Сидел я на своем топчане, свесив ноги в теплых оленьих чулках на пол, и читал Арсеньева. Неожиданно из какой-то щели в углу появился живой горностай. Я замер. Горностай вел себя с уверенностью сильного вора, но и с настороженностью, переходящей в нервозность. Он сделал по комнате несколько кругов, подбежал ко мне, обнюхал острые носки моих меховых чулок и снова кругами забегал по комнате. Потом он остановился и, мягко изогнувшись, посмотрел назад, как-то из-за спины. Его внимание привлекли ходики — они ритмично тикали, и маятник их неустанно качался туда-сюда, туда-сюда, тик-так, тик-так!
Задали наши ходики зверю задачу!
Горностай застыл, не доверяя ни на мгновение коварству этого хитроумного снаряда. Я сидел не шелохнувшись и боялся нарушить настороженную внимательность своего гостя. Горностай тоже не двигался — он напряженно смотрел и смотрел зеленовато поблескивавшими глазками на равнодушно тикающие ходики.
Гибкое и тонкое тельце горностая, одетое в теплую зимнюю шубу, казалось тучным и полным. Маленькая усатая головка с тонкими иголочками ощеренных зубов выглядела воинственно и хищно. Черное пятнышко на конце хвоста резко контрастировало со сплошной белизной его шкурки.
Я видел горностая летом, среди камней, в зарослях стланика.
Вот так же он стоял, выгнув спину, и смотрел на меня злыми глазами, повернув назад головку и ощерив острые зубы. Но как жалок он был тогда: тонкое худое тельце — ну прямо змея на лапках, — весь в сиреневато-коричневых и грязно-желтых пятнах. Он был воинствен, но не страшен, хотя, вероятно, не менее опасен, чем зимой. Сейчас горностай был положительно красив, статен и как-ро по-особому внушителен…
Наконец он уверился, что со стороны ходиков ему не грозит опасность. Он мягко прыгнул на полку кухонного стола, разметал кусочки кеты, съел маленький кусочек мяса и еще меньший — рыбы и соскочил на пол. Здесь снова началось кружение по комнате, подозрительно напряженное всматривание в тикающие ходики. Исчез горностай так же тихо и ловко, как появился.
Так он являлся ежедневно. И я ждал зверька каждый раз с одинаковым интересом.
Разумеется я рассказал о похождениях моего горностая Попову и, нужно признаться, напрасно. Он брезгливо отнесся к моим восторженным разговорам, и я сразу почувствовал, что никакой «нечисти» в доме мой суровый друг не потерпит…

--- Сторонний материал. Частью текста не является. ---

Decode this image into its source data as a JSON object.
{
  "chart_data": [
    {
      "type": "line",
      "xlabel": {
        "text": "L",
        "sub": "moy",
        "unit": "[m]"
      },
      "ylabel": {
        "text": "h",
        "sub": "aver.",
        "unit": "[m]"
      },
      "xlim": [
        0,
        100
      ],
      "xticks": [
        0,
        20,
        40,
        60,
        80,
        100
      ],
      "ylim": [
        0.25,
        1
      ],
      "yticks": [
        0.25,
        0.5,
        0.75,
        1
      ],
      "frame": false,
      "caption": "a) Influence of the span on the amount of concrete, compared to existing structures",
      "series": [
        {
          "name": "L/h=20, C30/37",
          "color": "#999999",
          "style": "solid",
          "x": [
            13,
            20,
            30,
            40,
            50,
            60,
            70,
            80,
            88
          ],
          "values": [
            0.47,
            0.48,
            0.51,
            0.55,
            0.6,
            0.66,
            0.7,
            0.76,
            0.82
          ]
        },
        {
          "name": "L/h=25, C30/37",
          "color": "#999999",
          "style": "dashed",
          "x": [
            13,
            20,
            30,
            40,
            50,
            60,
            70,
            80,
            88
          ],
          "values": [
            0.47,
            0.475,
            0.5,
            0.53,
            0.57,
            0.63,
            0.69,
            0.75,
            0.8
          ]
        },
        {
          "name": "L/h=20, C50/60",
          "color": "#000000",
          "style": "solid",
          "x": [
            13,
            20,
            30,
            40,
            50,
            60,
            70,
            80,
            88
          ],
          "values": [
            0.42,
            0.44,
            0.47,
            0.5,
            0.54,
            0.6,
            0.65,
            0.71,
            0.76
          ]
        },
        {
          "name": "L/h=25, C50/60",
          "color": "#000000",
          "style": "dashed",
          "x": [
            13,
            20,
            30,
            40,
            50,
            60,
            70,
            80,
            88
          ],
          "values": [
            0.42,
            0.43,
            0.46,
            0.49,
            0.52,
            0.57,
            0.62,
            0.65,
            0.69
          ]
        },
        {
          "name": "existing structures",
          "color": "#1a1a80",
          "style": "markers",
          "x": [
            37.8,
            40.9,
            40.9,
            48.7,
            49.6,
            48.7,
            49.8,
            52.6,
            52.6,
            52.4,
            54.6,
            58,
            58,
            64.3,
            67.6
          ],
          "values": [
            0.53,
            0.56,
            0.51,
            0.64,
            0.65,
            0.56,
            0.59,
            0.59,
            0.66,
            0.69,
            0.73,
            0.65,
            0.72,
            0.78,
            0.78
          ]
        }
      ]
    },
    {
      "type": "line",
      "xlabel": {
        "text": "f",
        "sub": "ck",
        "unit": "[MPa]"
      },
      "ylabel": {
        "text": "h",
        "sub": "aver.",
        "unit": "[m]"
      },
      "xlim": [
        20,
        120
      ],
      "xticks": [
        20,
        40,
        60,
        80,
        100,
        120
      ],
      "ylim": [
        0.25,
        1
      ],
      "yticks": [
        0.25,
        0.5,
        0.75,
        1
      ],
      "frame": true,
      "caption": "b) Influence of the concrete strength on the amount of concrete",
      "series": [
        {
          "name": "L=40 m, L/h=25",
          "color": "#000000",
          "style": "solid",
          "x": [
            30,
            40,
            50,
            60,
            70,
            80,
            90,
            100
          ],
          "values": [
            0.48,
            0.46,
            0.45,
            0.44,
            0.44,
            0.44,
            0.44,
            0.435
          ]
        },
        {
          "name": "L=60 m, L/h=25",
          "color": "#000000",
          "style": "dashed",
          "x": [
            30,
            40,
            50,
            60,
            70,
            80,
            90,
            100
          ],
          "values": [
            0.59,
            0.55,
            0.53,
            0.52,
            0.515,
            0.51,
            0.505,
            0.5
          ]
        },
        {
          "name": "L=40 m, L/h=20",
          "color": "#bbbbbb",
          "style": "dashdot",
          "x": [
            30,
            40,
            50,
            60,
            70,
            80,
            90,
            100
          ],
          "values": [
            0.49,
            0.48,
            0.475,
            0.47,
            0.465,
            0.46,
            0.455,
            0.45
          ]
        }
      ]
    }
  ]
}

Лечение пальца подходило к концу. Вскоре я снова стал выходить на работу, и мои встречи с горностаем прекратились.
В один из морозных дней Попов остался дома — он собирался стирать и чинить нашу истрепанную одежду и заодно произвести в доме генеральную уборку. Вечером Попов сказал:
— Вон я там с твоего горностая шкурку снял. Сделай себе из него чучело.
Чучело этого горностая у меня хранится и сейчас. Горностай стоит на коричневой дощечке тучный и пушистый, выгнув гибкую спину и повернув назад хищную головку с ощеренными иголочками белых зубов. Только глазки у него не зеленые, а желтые, как у совы, потому что для глаз чучела я не нашел ничего, кроме капелек янтаря, раскопанных нашими разведчиками в одном из шурфов.

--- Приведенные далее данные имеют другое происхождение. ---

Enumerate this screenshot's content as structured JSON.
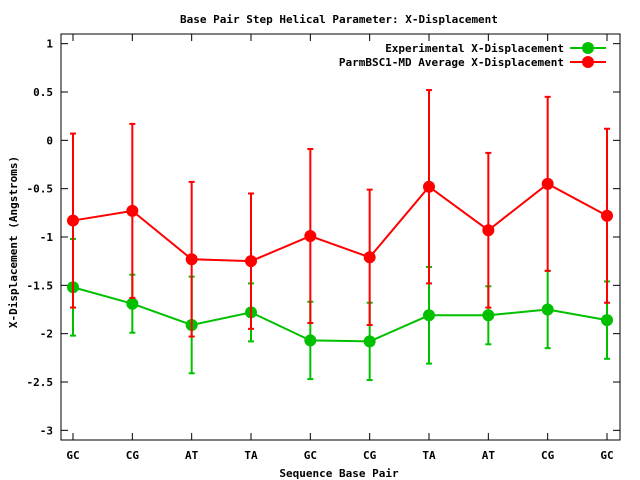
{
  "chart_data": {
    "type": "line",
    "title": "Base Pair Step Helical Parameter: X-Displacement",
    "xlabel": "Sequence Base Pair",
    "ylabel": "X-Displacement (Angstroms)",
    "categories": [
      "GC",
      "CG",
      "AT",
      "TA",
      "GC",
      "CG",
      "TA",
      "AT",
      "CG",
      "GC"
    ],
    "ylim": [
      -3.1,
      1.1
    ],
    "yticks": [
      1,
      0.5,
      0,
      -0.5,
      -1,
      -1.5,
      -2,
      -2.5,
      -3
    ],
    "ytick_labels": [
      "1",
      "0.5",
      "0",
      "-0.5",
      "-1",
      "-1.5",
      "-2",
      "-2.5",
      "-3"
    ],
    "grid": false,
    "legend_position": "top-right",
    "series": [
      {
        "name": "Experimental X-Displacement",
        "color": "#00c000",
        "values": [
          -1.52,
          -1.69,
          -1.91,
          -1.78,
          -2.07,
          -2.08,
          -1.81,
          -1.81,
          -1.75,
          -1.86
        ],
        "errors": [
          0.5,
          0.3,
          0.5,
          0.3,
          0.4,
          0.4,
          0.5,
          0.3,
          0.4,
          0.4
        ]
      },
      {
        "name": "ParmBSC1-MD Average X-Displacement",
        "color": "#ff0000",
        "values": [
          -0.83,
          -0.73,
          -1.23,
          -1.25,
          -0.99,
          -1.21,
          -0.48,
          -0.93,
          -0.45,
          -0.78
        ],
        "errors": [
          0.9,
          0.9,
          0.8,
          0.7,
          0.9,
          0.7,
          1.0,
          0.8,
          0.9,
          0.9
        ]
      }
    ]
  }
}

Поклонитесь колымскому солнцу
Начальник разведочной партии, в которой я начинал работать геологом, был меломаном. Музыку он любил преданно, горячо и бескорыстно.
— Если бы я не родился убежденным разведчиком, я стал бы музыкантом, — говорил Александр Степанович, кашляя и с тревогой поглядывая на белый носовой платок, которым прикрывал рот.
— Вам бы, Александр Степанович, в Ялту, а вы в такую студеную глухомань приехали.
Он брезгливо морщился:
— Чехова туберкулез в Ялте доконал. Всю свою жизнь я отдал Северу. Здесь и схороните меня.
Александр Степанович нес бремя тяжкого недуга с достоинством сильного человека: понимая свою обреченность, он прятал от нас тягостное смятение на самое дно души. Мы знали его всегда спокойным, уверенным, деятельным. Он приехал в тайгу, оставив университетскую кафедру, чтобы на месте, у золотых россыпей, утвердить или опровергнуть важную гипотезу о происхождении наших полиметаллических месторождений. Подтвердись предположение Александра Степановича — в наших руках оказался бы надежный ключ к хитроумным замкам колымских кладовых.
В те годы мы только-только осваивали Колыму. Чуть в сторону от намечавшейся трассы — и на карте белые пятна с неведомыми ручьями, речушками, горными вершинами.
Любовь Александра Степановича к музыке проявлялась в тайге несколько неожиданным образом. В обширном районе нашей разведки появились речки Кармен, Аида, Русалка. Одна сопка оказалась Князем Игорем, другая — Евгением Онегиным. Ехидная высотка, к вершине которой мы никак не могли подступиться, была названа Чародейкой.
…Наша стоянка располагалась километрах в пятидесяти от горного управления. Александр Степанович посылал изредка кого-нибудь в центральный поселок. В те годы не было еще у нас ни вертолетов, ни порядочных раций, но геологические канцелярии и тогда уже действовали исправно. Начальник отправлял текущие донесения; ему нужны были книги, реактивы, анализы сданных в лабораторию образцов.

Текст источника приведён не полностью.